Franck Ferrari (12 January 1963 – 18 June 2015) was a French baritone.

== Biography ==
Born in Nice, in a family of Italian origin, of a boxer father and a basketball mother and captain of the Cavigal Nice Basket, Ferrari studied at the Conservatory of Nice. After getting committed to parachuting at the age of 18, he returned to music. Thanks to his hard work, he became a renowned singer and performed on major international stages.
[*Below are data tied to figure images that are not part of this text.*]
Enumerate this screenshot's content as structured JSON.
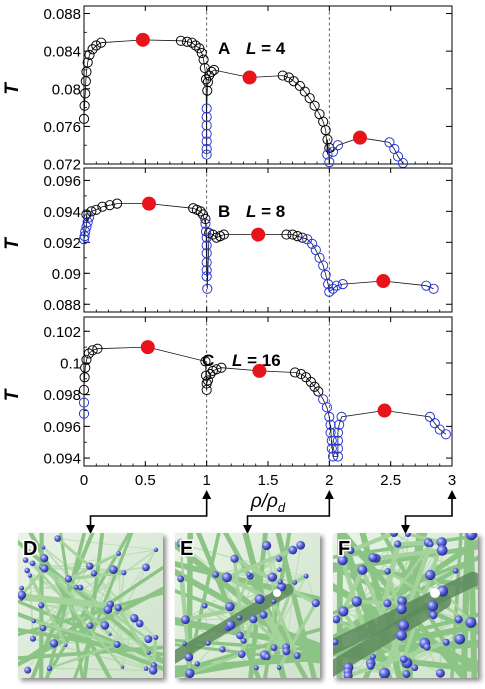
{
  "chart_data": [
    {
      "type": "scatter",
      "panel": "A",
      "label_L": "L = 4",
      "ylabel": "T",
      "ylim": [
        0.072,
        0.0888
      ],
      "yticks": [
        "0.072",
        "0.076",
        "0.08",
        "0.084",
        "0.088"
      ],
      "ytick_values": [
        0.072,
        0.076,
        0.08,
        0.084,
        0.088
      ],
      "xlim": [
        0,
        3
      ],
      "dashed_x": [
        1,
        2
      ],
      "series": [
        {
          "role": "red-filled",
          "color": "#e8141b",
          "points": [
            [
              0.48,
              0.0852
            ],
            [
              1.35,
              0.0812
            ],
            [
              2.25,
              0.0748
            ]
          ]
        },
        {
          "role": "black-open",
          "color": "#000000",
          "points": [
            [
              0.0,
              0.0768
            ],
            [
              0.005,
              0.0782
            ],
            [
              0.01,
              0.0795
            ],
            [
              0.015,
              0.0808
            ],
            [
              0.02,
              0.0818
            ],
            [
              0.03,
              0.0828
            ],
            [
              0.045,
              0.0836
            ],
            [
              0.07,
              0.0842
            ],
            [
              0.1,
              0.0846
            ],
            [
              0.14,
              0.0849
            ],
            [
              0.79,
              0.0851
            ],
            [
              0.84,
              0.085
            ],
            [
              0.88,
              0.0849
            ],
            [
              0.91,
              0.0846
            ],
            [
              0.94,
              0.0843
            ],
            [
              0.96,
              0.0838
            ],
            [
              0.975,
              0.0831
            ],
            [
              0.985,
              0.0822
            ],
            [
              0.995,
              0.081
            ],
            [
              1.005,
              0.0798
            ],
            [
              1.01,
              0.0807
            ],
            [
              1.02,
              0.0814
            ],
            [
              1.04,
              0.0818
            ],
            [
              1.06,
              0.082
            ],
            [
              1.62,
              0.0814
            ],
            [
              1.67,
              0.0812
            ],
            [
              1.71,
              0.0808
            ],
            [
              1.76,
              0.0803
            ],
            [
              1.8,
              0.0797
            ],
            [
              1.84,
              0.079
            ],
            [
              1.88,
              0.0782
            ],
            [
              1.92,
              0.0773
            ],
            [
              1.95,
              0.0765
            ],
            [
              1.97,
              0.0756
            ],
            [
              1.985,
              0.0746
            ],
            [
              2.0,
              0.0737
            ]
          ]
        },
        {
          "role": "blue-open",
          "color": "#2433d4",
          "points": [
            [
              1.0,
              0.0779
            ],
            [
              1.0,
              0.077
            ],
            [
              1.0,
              0.0761
            ],
            [
              1.0,
              0.0752
            ],
            [
              1.0,
              0.0744
            ],
            [
              1.0,
              0.0736
            ],
            [
              1.0,
              0.073
            ],
            [
              1.985,
              0.073
            ],
            [
              2.0,
              0.0722
            ],
            [
              2.03,
              0.0733
            ],
            [
              2.07,
              0.074
            ],
            [
              2.49,
              0.0743
            ],
            [
              2.53,
              0.0736
            ],
            [
              2.56,
              0.0728
            ],
            [
              2.6,
              0.0721
            ]
          ]
        }
      ]
    },
    {
      "type": "scatter",
      "panel": "B",
      "label_L": "L = 8",
      "ylabel": "T",
      "ylim": [
        0.0875,
        0.0968
      ],
      "yticks": [
        "0.088",
        "0.09",
        "0.092",
        "0.094",
        "0.096"
      ],
      "ytick_values": [
        0.088,
        0.09,
        0.092,
        0.094,
        0.096
      ],
      "xlim": [
        0,
        3
      ],
      "dashed_x": [
        1,
        2
      ],
      "series": [
        {
          "role": "red-filled",
          "color": "#e8141b",
          "points": [
            [
              0.53,
              0.0945
            ],
            [
              1.42,
              0.0925
            ],
            [
              2.44,
              0.0895
            ]
          ]
        },
        {
          "role": "black-open",
          "color": "#000000",
          "points": [
            [
              0.02,
              0.0938
            ],
            [
              0.06,
              0.094
            ],
            [
              0.1,
              0.0941
            ],
            [
              0.15,
              0.0943
            ],
            [
              0.21,
              0.0944
            ],
            [
              0.27,
              0.0945
            ],
            [
              0.89,
              0.0942
            ],
            [
              0.92,
              0.0941
            ],
            [
              0.95,
              0.094
            ],
            [
              0.97,
              0.0938
            ],
            [
              0.99,
              0.0935
            ],
            [
              1.02,
              0.0926
            ],
            [
              1.05,
              0.0925
            ],
            [
              1.08,
              0.0923
            ],
            [
              1.11,
              0.0924
            ],
            [
              1.14,
              0.0925
            ],
            [
              1.65,
              0.0925
            ],
            [
              1.7,
              0.0925
            ],
            [
              1.74,
              0.0924
            ],
            [
              1.78,
              0.0923
            ]
          ]
        },
        {
          "role": "blue-open",
          "color": "#2433d4",
          "points": [
            [
              0.0,
              0.0922
            ],
            [
              0.005,
              0.0924
            ],
            [
              0.01,
              0.0927
            ],
            [
              0.02,
              0.093
            ],
            [
              0.03,
              0.0933
            ],
            [
              0.04,
              0.0936
            ],
            [
              0.99,
              0.0932
            ],
            [
              0.995,
              0.0927
            ],
            [
              1.0,
              0.0923
            ],
            [
              1.0,
              0.0918
            ],
            [
              1.0,
              0.0913
            ],
            [
              1.0,
              0.0907
            ],
            [
              1.0,
              0.0902
            ],
            [
              1.0,
              0.0898
            ],
            [
              1.005,
              0.089
            ],
            [
              1.82,
              0.0922
            ],
            [
              1.86,
              0.0919
            ],
            [
              1.89,
              0.0915
            ],
            [
              1.92,
              0.091
            ],
            [
              1.95,
              0.0905
            ],
            [
              1.97,
              0.0899
            ],
            [
              1.99,
              0.0893
            ],
            [
              2.0,
              0.0888
            ],
            [
              2.03,
              0.089
            ],
            [
              2.06,
              0.0892
            ],
            [
              2.11,
              0.0893
            ],
            [
              2.79,
              0.0892
            ],
            [
              2.85,
              0.089
            ]
          ]
        }
      ]
    },
    {
      "type": "scatter",
      "panel": "C",
      "label_L": "L = 16",
      "ylabel": "T",
      "ylim": [
        0.0935,
        0.1029
      ],
      "yticks": [
        "0.094",
        "0.096",
        "0.098",
        "0.1",
        "0.102"
      ],
      "ytick_values": [
        0.094,
        0.096,
        0.098,
        0.1,
        0.102
      ],
      "xlim": [
        0,
        3
      ],
      "dashed_x": [
        1,
        2
      ],
      "series": [
        {
          "role": "red-filled",
          "color": "#e8141b",
          "points": [
            [
              0.52,
              0.101
            ],
            [
              1.43,
              0.0995
            ],
            [
              2.45,
              0.097
            ]
          ]
        },
        {
          "role": "black-open",
          "color": "#000000",
          "points": [
            [
              0.0,
              0.0983
            ],
            [
              0.005,
              0.0991
            ],
            [
              0.01,
              0.0997
            ],
            [
              0.02,
              0.1002
            ],
            [
              0.04,
              0.1006
            ],
            [
              0.07,
              0.1008
            ],
            [
              0.11,
              0.1009
            ],
            [
              0.99,
              0.1001
            ],
            [
              0.995,
              0.0992
            ],
            [
              1.0,
              0.0987
            ],
            [
              1.0,
              0.0983
            ],
            [
              1.01,
              0.0989
            ],
            [
              1.03,
              0.0993
            ],
            [
              1.05,
              0.0995
            ],
            [
              1.08,
              0.0996
            ],
            [
              1.12,
              0.0997
            ],
            [
              1.72,
              0.0994
            ],
            [
              1.77,
              0.0993
            ],
            [
              1.81,
              0.0991
            ],
            [
              1.85,
              0.0988
            ],
            [
              1.88,
              0.0985
            ],
            [
              1.91,
              0.0982
            ]
          ]
        },
        {
          "role": "blue-open",
          "color": "#2433d4",
          "points": [
            [
              0.0,
              0.0975
            ],
            [
              0.0,
              0.0968
            ],
            [
              1.95,
              0.0977
            ],
            [
              1.98,
              0.0972
            ],
            [
              2.0,
              0.0966
            ],
            [
              2.01,
              0.0961
            ],
            [
              2.01,
              0.0956
            ],
            [
              2.02,
              0.0951
            ],
            [
              2.02,
              0.0946
            ],
            [
              2.03,
              0.0941
            ],
            [
              2.07,
              0.0941
            ],
            [
              2.07,
              0.0946
            ],
            [
              2.07,
              0.0951
            ],
            [
              2.07,
              0.0956
            ],
            [
              2.08,
              0.0961
            ],
            [
              2.1,
              0.0966
            ],
            [
              2.82,
              0.0966
            ],
            [
              2.86,
              0.0962
            ],
            [
              2.9,
              0.0958
            ],
            [
              2.95,
              0.0955
            ]
          ]
        }
      ]
    }
  ],
  "x_axis": {
    "xlim": [
      0,
      3
    ],
    "ticks": [
      0,
      0.5,
      1,
      1.5,
      2,
      2.5,
      3
    ],
    "tick_labels": [
      "0",
      "0.5",
      "1",
      "1.5",
      "2",
      "2.5",
      "3"
    ],
    "label_main": "ρ/ρ",
    "label_sub": "d"
  },
  "snapshots": [
    {
      "letter": "D",
      "points_to": 1
    },
    {
      "letter": "E",
      "points_to": 2
    },
    {
      "letter": "F",
      "points_to": 3
    }
  ],
  "colors": {
    "red": "#e8141b",
    "blue": "#2433d4",
    "black": "#000000",
    "rod": "#a9d6a1",
    "node": "#5560d8"
  }
}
He died in 2015 at 52 years of age from a long illness.

=== Distinctions ===
- 2006: Chevalier des Arts et des Lettres

== Repertoire ==
Ferrari mastered about thirty roles in French and Italian opera from the 19th century. He interpreted his favourite role of Escamillo, in Carmen, both in France under the direction of Jean-Claude Casadesus and Michel Plasson, and in Los Angeles and Turin.

In October 2010, he interpreted the title role of Œdipe by Georges Enesco at the Théâtre du Capitole de Toulouse under the artistic direction of Nicolas Joel.

With pianist Dalton Baldwin, he recorded the complete melodies of Jacques Ibert.

=== Roles on stage (selection) ===
- Golaud in Pelléas et Mélisande, Paris Opera (2004)
- Marcello in La Bohème, Paris Opera (2005)
- Paolo in Simon Boccanegra, Paris Opera (2006)
- Les quatre rôles de basse in Les Contes d'Hoffmann, Paris Opera (2007)
- Oedipus in Œdipe, Théâtre du Capitole de Toulouse (2010)
- Scarpia in Tosca, Opéra de Paris (2011).